Позже, когда мы лежали рядом, усталые и довольные, Рила сказала:
— Ты не только в бою хорош. Лучшего любовника у меня никогда не было, хотя, заверяю тебя, у меня их было достаточно…
— Не сомневаюсь, что достаточно, — усмехнулся я. — Тебе сколько лет?
— Двадцать четыре. Считаешь, что я уже старовата? — Рила настороженно поднялась на локте и взглянула мне в лицо.
— С какой стати? Ты сейчас в самом соку — красивая, пылкая, сильная. Ты мечта любого мужчины! Я вообще удивлен, что ты до сих пор не замужем. Как мужчины могли пройти мимо такого чуда?
Рила усмехнулась:
— Они и не проходят. Снять с меня набедренную повязку норовит каждый первый, а вот замуж, замуж не особенно берут — я слишком умна и независима для них, слишком сильна. А мужчины не любят, когда жена умнее их. Да и за кого замуж-то? Для чего? Чтобы сидеть дома и чистить горшки? Если честно, мне нравится путешествовать, нравится торговать, и если бы не я, мы бы давно голодали. Если ты не понял, папаша только хорохорится, представляя себя важным купцом, заправляю торговыми сделками на самом деле я, а потому он может заткнуться. Я буду делать то, что хочу, и спать с тем, с кем хочу. Пока я еще не встретила мужчину, с которым могла бы представить свою совместную жизнь… кроме тебя, пожалуй, — усмехнулась она в темноте. — Я не знаю, но ты чем-то отличаешься от остальных мужчин, которых я встречала. Я не про строение тела или сексуальные возможности, — она опять усмехнулась, — я про что-то неуловимое, что в тебе есть. Я же вижу — ты умен, ты разговариваешь, как ученый господин, а не как выходец из леса, представитель племени дикарей, ты не тот, за кого себя выдаешь. Может, ты принц, путешествующий под чужим именем? Сознавайся! — Она хихикнула и погладила меня по животу, а потом прижалась теплой упругой грудью, уткнув нос мне в шею.
Я ошеломленно подумал: «Неужели все так очевидно и я так легко прокололся? Первая встречная девушка расколола меня до самой… м-дя, печально. Надо обдумывать все свои слова… и молчать побольше. Непростительный прокол.
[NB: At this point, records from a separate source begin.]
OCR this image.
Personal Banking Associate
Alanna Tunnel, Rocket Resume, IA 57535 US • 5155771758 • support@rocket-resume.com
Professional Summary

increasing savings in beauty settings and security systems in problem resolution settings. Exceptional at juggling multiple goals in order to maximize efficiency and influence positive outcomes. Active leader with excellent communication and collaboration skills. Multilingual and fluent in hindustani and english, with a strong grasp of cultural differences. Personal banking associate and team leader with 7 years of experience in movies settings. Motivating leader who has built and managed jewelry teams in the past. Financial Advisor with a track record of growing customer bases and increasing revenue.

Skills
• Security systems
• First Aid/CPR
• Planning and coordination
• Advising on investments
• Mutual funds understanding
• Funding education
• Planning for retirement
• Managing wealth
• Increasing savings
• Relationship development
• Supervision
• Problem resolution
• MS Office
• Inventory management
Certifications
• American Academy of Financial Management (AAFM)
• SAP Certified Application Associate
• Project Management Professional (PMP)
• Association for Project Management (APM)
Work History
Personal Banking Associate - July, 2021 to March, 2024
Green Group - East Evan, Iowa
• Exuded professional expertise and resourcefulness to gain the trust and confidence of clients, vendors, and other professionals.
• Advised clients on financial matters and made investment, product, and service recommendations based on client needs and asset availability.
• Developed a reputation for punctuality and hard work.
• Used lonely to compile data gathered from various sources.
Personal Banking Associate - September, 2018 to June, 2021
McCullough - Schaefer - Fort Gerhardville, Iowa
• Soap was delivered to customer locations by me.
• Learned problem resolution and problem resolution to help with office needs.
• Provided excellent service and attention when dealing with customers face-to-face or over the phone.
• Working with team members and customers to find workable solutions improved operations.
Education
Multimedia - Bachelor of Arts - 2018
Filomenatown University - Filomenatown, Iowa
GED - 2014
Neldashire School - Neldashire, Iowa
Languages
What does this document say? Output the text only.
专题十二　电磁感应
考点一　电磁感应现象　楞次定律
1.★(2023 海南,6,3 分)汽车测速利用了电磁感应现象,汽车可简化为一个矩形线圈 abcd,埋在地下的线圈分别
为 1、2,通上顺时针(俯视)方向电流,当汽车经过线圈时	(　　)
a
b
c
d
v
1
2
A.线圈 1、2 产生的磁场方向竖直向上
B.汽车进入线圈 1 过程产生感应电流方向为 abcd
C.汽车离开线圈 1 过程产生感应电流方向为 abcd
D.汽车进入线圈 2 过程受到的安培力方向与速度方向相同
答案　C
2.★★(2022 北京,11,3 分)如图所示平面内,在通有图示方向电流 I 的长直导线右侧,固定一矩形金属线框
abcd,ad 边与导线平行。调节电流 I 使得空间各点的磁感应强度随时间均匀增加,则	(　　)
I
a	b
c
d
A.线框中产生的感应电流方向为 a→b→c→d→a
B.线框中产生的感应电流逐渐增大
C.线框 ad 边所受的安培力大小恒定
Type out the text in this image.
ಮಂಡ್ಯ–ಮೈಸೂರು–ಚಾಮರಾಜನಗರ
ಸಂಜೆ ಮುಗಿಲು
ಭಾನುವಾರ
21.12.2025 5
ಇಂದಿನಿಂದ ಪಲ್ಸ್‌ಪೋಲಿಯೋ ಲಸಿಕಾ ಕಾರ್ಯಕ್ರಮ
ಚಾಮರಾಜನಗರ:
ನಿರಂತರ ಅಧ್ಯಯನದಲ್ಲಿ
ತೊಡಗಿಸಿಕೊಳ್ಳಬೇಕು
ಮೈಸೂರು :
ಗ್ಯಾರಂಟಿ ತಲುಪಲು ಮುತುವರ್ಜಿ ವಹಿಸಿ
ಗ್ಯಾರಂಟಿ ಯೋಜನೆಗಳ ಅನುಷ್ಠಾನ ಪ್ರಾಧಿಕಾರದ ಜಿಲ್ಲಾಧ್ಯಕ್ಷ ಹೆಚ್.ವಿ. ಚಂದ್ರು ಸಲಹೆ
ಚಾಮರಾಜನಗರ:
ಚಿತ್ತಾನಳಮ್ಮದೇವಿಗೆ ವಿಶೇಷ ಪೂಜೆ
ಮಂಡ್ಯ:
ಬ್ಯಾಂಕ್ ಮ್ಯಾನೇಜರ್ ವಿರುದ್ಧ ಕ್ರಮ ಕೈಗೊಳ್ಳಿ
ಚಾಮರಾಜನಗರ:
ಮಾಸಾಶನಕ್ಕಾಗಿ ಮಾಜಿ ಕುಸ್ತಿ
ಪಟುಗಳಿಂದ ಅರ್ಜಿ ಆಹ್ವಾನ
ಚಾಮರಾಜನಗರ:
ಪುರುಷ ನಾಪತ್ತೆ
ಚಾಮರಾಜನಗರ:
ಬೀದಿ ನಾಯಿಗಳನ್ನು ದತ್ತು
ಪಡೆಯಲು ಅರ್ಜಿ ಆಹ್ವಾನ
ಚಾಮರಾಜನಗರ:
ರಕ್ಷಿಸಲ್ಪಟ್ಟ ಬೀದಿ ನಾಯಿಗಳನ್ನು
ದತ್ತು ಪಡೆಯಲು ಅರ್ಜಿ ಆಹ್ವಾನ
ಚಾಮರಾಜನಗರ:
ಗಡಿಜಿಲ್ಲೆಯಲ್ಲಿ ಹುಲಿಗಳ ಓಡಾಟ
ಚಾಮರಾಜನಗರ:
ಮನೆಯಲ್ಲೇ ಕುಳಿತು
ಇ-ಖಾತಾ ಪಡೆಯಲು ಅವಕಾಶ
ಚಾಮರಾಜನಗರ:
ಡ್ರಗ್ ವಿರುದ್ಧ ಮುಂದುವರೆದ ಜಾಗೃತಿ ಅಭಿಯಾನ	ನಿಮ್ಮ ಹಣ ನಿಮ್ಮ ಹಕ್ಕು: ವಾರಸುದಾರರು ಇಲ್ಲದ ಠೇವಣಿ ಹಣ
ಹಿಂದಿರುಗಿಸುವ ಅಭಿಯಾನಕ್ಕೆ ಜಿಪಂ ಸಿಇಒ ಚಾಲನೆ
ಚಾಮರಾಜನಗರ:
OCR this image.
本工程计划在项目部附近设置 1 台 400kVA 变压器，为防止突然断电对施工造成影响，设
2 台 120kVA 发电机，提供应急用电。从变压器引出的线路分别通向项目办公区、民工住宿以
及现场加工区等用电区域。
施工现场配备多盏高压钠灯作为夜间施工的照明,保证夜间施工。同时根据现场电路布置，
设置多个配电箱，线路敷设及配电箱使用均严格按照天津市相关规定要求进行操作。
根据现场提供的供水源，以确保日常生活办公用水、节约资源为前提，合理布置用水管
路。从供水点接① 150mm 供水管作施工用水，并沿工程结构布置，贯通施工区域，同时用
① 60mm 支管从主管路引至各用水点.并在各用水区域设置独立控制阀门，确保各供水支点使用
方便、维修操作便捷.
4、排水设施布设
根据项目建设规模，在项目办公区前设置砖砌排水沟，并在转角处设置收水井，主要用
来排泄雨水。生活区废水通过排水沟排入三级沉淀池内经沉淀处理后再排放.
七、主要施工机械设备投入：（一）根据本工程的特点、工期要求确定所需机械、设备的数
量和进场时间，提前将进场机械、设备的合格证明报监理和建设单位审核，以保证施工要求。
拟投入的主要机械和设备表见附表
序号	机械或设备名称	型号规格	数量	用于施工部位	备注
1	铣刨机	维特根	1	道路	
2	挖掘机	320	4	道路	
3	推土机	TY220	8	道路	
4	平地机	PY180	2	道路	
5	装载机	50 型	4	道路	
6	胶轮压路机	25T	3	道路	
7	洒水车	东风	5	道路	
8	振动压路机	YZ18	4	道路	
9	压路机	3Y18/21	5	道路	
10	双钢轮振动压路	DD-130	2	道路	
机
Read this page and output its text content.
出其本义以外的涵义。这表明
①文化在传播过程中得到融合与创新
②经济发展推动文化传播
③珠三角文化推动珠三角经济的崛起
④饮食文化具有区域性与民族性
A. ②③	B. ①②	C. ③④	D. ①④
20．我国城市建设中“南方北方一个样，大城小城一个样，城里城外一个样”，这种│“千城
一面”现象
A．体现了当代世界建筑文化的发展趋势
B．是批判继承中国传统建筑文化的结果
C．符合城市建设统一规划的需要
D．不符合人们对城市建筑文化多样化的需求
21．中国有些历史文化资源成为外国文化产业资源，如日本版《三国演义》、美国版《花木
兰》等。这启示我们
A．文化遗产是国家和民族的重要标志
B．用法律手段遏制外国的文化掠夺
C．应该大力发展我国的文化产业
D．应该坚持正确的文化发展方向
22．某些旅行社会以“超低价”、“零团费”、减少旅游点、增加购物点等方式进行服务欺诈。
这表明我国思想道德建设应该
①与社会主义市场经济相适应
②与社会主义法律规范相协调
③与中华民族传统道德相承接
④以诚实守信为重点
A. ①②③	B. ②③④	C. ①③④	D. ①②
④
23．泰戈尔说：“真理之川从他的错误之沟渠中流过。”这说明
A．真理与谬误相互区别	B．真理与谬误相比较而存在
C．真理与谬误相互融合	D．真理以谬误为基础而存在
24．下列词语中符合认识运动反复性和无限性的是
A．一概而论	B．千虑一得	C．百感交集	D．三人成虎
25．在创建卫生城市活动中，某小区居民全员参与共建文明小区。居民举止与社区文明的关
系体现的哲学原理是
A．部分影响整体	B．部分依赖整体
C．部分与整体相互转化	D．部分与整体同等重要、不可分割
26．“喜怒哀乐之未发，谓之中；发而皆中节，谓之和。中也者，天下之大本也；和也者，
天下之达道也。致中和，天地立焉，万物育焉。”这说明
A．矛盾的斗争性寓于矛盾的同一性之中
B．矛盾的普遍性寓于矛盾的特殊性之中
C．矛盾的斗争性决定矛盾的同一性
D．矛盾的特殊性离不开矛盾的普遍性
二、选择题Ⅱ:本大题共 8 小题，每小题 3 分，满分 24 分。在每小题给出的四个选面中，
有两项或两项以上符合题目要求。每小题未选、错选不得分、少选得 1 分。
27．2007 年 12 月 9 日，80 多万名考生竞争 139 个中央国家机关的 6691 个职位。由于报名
Впрочем, она очень умна, очень — вот почему ее и не берут в жены…»
Как будто подслушав мои слова, Рила негромко хмыкнула:
— Не бойся, я никому не скажу про тебя, мой принц… если ты еще разок доставишь мне удовольствие… или пару раз.
Утром я был свеж, как тепличный огурец, только что опрысканный водой из лейки. Кровь в жилах играла, планы казались легко осуществимыми, а будущее радужным. Наверное, тому поспособствовали вечерняя победа и ночные игры, а может, я ночью укоренился и слегка попитался из земли — если суп и недодал мне нужных веществ и минералов, то через корешки я все дополучил в полном объеме.
Купец, напротив, был помят, с отекшим лицом и дрожащими руками. Похоже, ему досталось крепко. Возможно, в рану попала зараза, что немудрено в тропиках, и его сейчас трясло в лихорадке. Рила кивнула мне и весело подмигнула, потом нагнулась к уху и сказала: «Ты был выше всяких похвал!» — отчего мое манагерское самодовольство взлетело выше самого высокого дерева, — вот ведь умеют же умные женщины польстить мужчинам. Может, она это говорит каждому, с кем переспала, я прекрасно это понимаю, а все равно приятно!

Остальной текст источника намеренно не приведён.